Divinity and humanity were mysteriously combined, and man and God became one. That God should thus be manifest in the flesh is indeed a mystery; and without the help of His Holy Spirit you cannot hope to comprehend this subject. The most humbling lesson that man has to learn is the nothingness of human wisdom, and the folly of trying, by your own unaided efforts, to find out God.
Jesus voluntarily assumed human nature. It was His own act, and by His own consent. He clothed His divinity with humanity. He was all the while as God, but He did not appear as God. He divested Himself of the form of God, and in its stead took the form and fashion of man. He walked the earth as man. For our sakes He became poor, that we through His poverty might be made rich. He laid aside His glory and His majesty. He was God, but the glories of the form of God He for awhile relinquished. He yielded up His life a sacrifice, that man should not eternally die. He died, not through being compelled to die, but by His own free will.
Not even by a thought could Christ be brought to yield to the power of temptation. Satan finds in human hearts some point where he can gain a foot-hold; some sinful desire is cherished, by means of which his temptations assert their power. But Christ declared of Himself, "The prince of this world cometh, and has nothing in Me." The storms of temptation burst upon Him, but they could not cause Him to swerve from His allegiance to God. He shared the lot of man; yet He was the blameless Son of God. His character is to be ours. Entire justice was done in the atonement. In the place of the sinner, the spotless Son of God received the penalty, and the sinner goes free as long as he receives and holds Jesus Christ as his personal Savior. Though guilty, he is looked upon as innocent. Christ fulfilled every requirement demanded by justice.

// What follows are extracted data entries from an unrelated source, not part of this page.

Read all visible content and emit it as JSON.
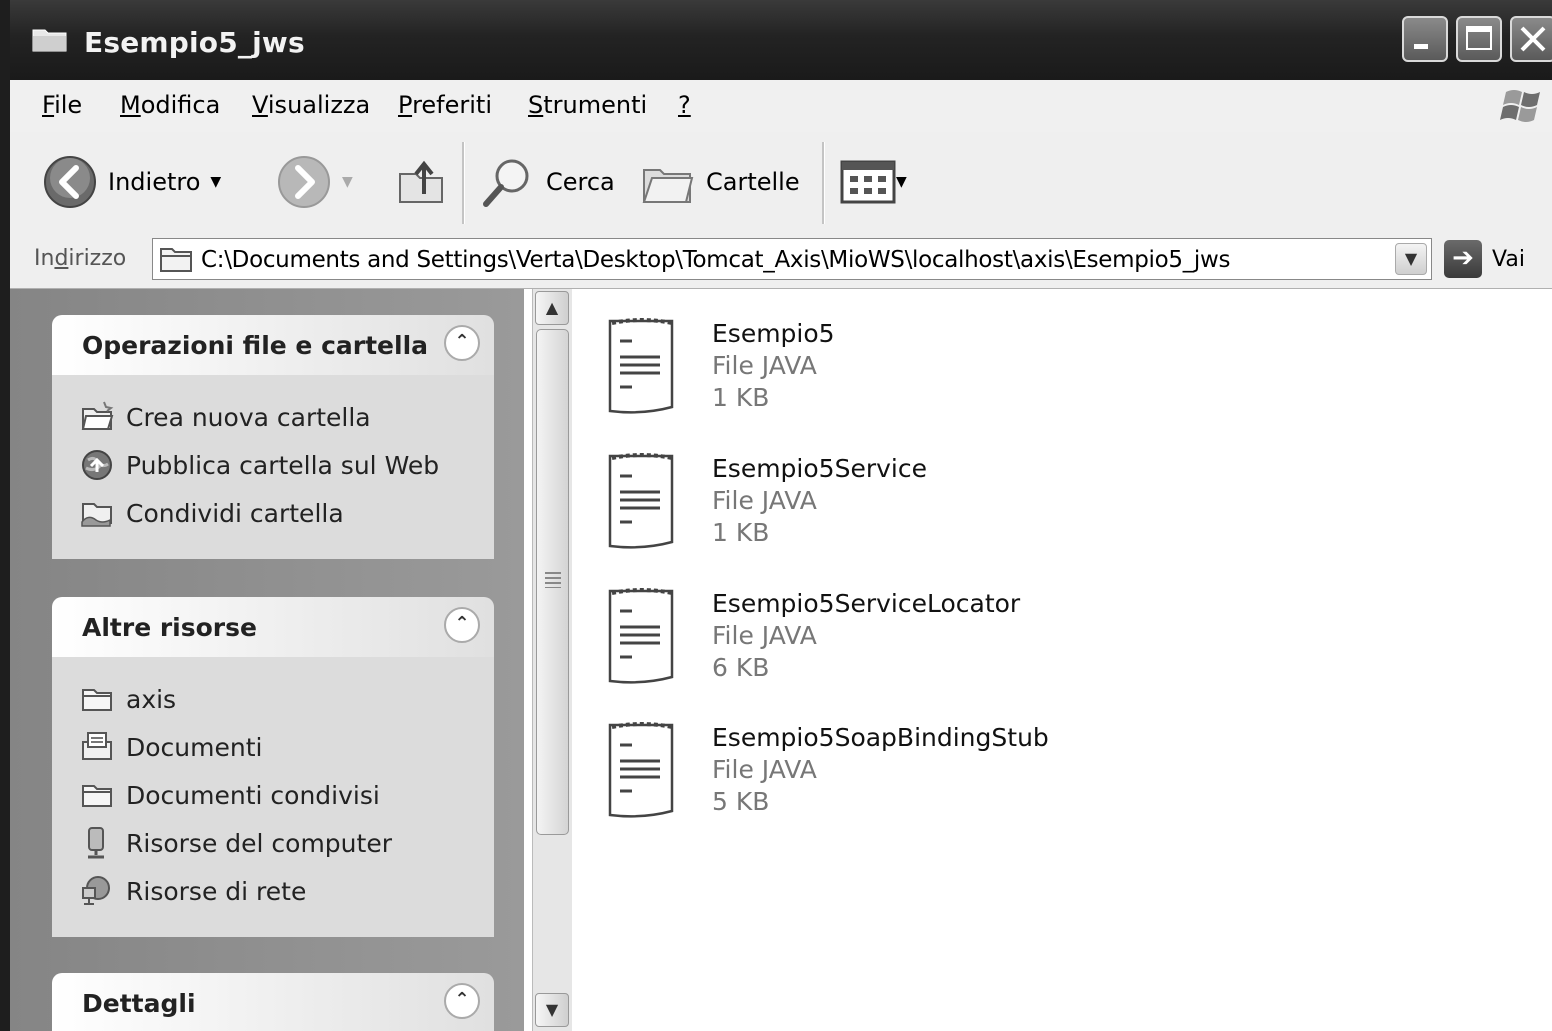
{
  "window": {
    "title": "Esempio5_jws"
  },
  "menu": {
    "items": [
      {
        "mnemonic": "F",
        "rest": "ile"
      },
      {
        "mnemonic": "M",
        "rest": "odifica"
      },
      {
        "mnemonic": "V",
        "rest": "isualizza"
      },
      {
        "mnemonic": "P",
        "rest": "referiti"
      },
      {
        "mnemonic": "S",
        "rest": "trumenti"
      },
      {
        "mnemonic": "?",
        "rest": ""
      }
    ]
  },
  "toolbar": {
    "back_label": "Indietro",
    "search_label": "Cerca",
    "folders_label": "Cartelle"
  },
  "address": {
    "label_pre": "In",
    "label_mnemonic": "d",
    "label_post": "irizzo",
    "path": "C:\\Documents and Settings\\Verta\\Desktop\\Tomcat_Axis\\MioWS\\localhost\\axis\\Esempio5_jws",
    "go_label": "Vai"
  },
  "taskpane": {
    "file_tasks": {
      "title": "Operazioni file e cartella",
      "items": [
        "Crea nuova cartella",
        "Pubblica cartella sul Web",
        "Condividi cartella"
      ]
    },
    "other_places": {
      "title": "Altre risorse",
      "items": [
        "axis",
        "Documenti",
        "Documenti condivisi",
        "Risorse del computer",
        "Risorse di rete"
      ]
    },
    "details": {
      "title": "Dettagli"
    }
  },
  "files": [
    {
      "name": "Esempio5",
      "type": "File JAVA",
      "size": "1 KB"
    },
    {
      "name": "Esempio5Service",
      "type": "File JAVA",
      "size": "1 KB"
    },
    {
      "name": "Esempio5ServiceLocator",
      "type": "File JAVA",
      "size": "6 KB"
    },
    {
      "name": "Esempio5SoapBindingStub",
      "type": "File JAVA",
      "size": "5 KB"
    }
  ]
}
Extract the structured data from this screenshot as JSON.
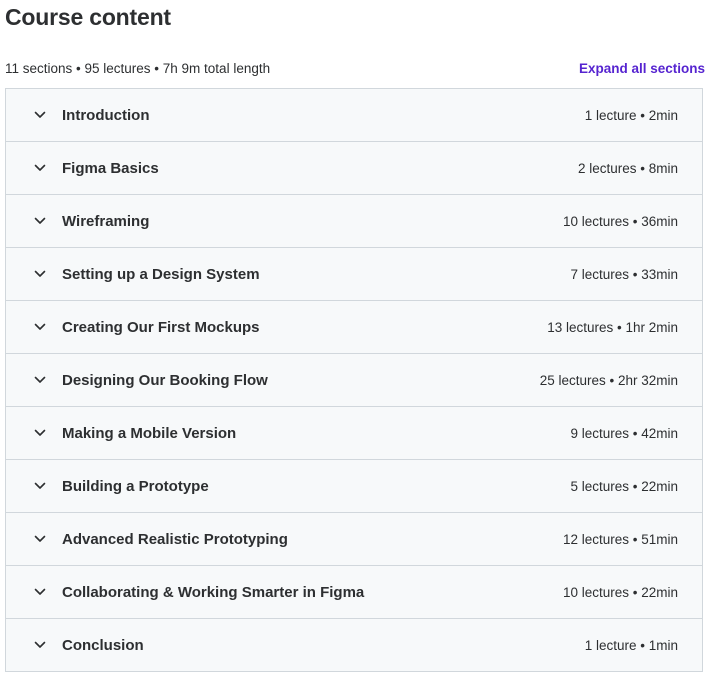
{
  "header": {
    "title": "Course content",
    "summary": "11 sections • 95 lectures • 7h 9m total length",
    "expand_label": "Expand all sections"
  },
  "colors": {
    "accent": "#5624d0",
    "section_bg": "#f7f9fa",
    "border": "#d1d7dc",
    "text": "#2d2f31"
  },
  "sections": [
    {
      "title": "Introduction",
      "meta": "1 lecture • 2min",
      "icon": "chevron-down-icon"
    },
    {
      "title": "Figma Basics",
      "meta": "2 lectures • 8min",
      "icon": "chevron-down-icon"
    },
    {
      "title": "Wireframing",
      "meta": "10 lectures • 36min",
      "icon": "chevron-down-icon"
    },
    {
      "title": "Setting up a Design System",
      "meta": "7 lectures • 33min",
      "icon": "chevron-down-icon"
    },
    {
      "title": "Creating Our First Mockups",
      "meta": "13 lectures • 1hr 2min",
      "icon": "chevron-down-icon"
    },
    {
      "title": "Designing Our Booking Flow",
      "meta": "25 lectures • 2hr 32min",
      "icon": "chevron-down-icon"
    },
    {
      "title": "Making a Mobile Version",
      "meta": "9 lectures • 42min",
      "icon": "chevron-down-icon"
    },
    {
      "title": "Building a Prototype",
      "meta": "5 lectures • 22min",
      "icon": "chevron-down-icon"
    },
    {
      "title": "Advanced Realistic Prototyping",
      "meta": "12 lectures • 51min",
      "icon": "chevron-down-icon"
    },
    {
      "title": "Collaborating & Working Smarter in Figma",
      "meta": "10 lectures • 22min",
      "icon": "chevron-down-icon"
    },
    {
      "title": "Conclusion",
      "meta": "1 lecture • 1min",
      "icon": "chevron-down-icon"
    }
  ]
}
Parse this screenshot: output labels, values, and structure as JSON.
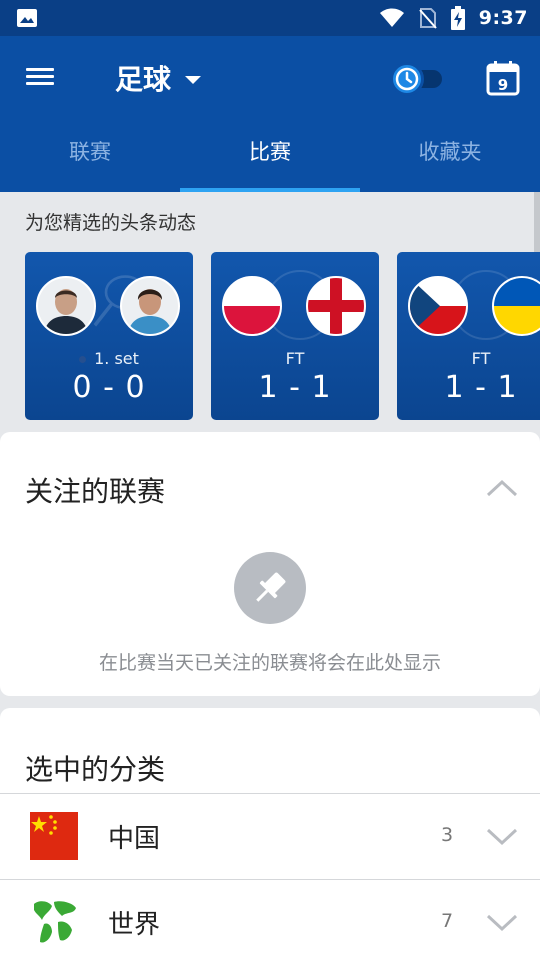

Many claim that it was impossible for Christ to be overcome by temptation. Then He could not have been placed in Adam's position; He could not have gained the victory that Adam failed to gain. If we have in any sense a more trying conflict than had Christ, then He would not be able to succor us. But our Saviour took humanity, with all its liabilities. He took the nature of man, with the possibility of yielding to temptation. We have nothing to bear which He has not endured.... In man's behalf, Christ conquered by enduring the severest test. For our sake He exercised a self-control stronger than hunger or death.
"God so loved the world, that He gave His only-begotten Son." John 3:16. He gave Him not only to bear our sins, and to die as our sacrifice; He gave Him to the fallen race. To assure us of His immutable counsel of peace, God gave His only-begotten Son to become one of the human family, forever to retain His human nature. This is the pledge that God will fulfill His word. "Unto us a child is born, unto us a son is given: and the government shall be upon His shoulder." God has adopted human nature in the person of His Son, and has carried the same into the highest heaven.
If men reject the testimony of the inspired Scriptures concerning the deity of Jesus Christ, it is in vain to argue the point with them; for no argument, however conclusive, could convince them. "The natural man receiveth not the things of the Spirit of God: for they are foolishness unto him: neither can he know them, because they are spiritually discerned." 1 Corinthians 2:14. None who hold this error can have a true conception of the character or the mission of Christ, or of the great plan of God for man's redemption.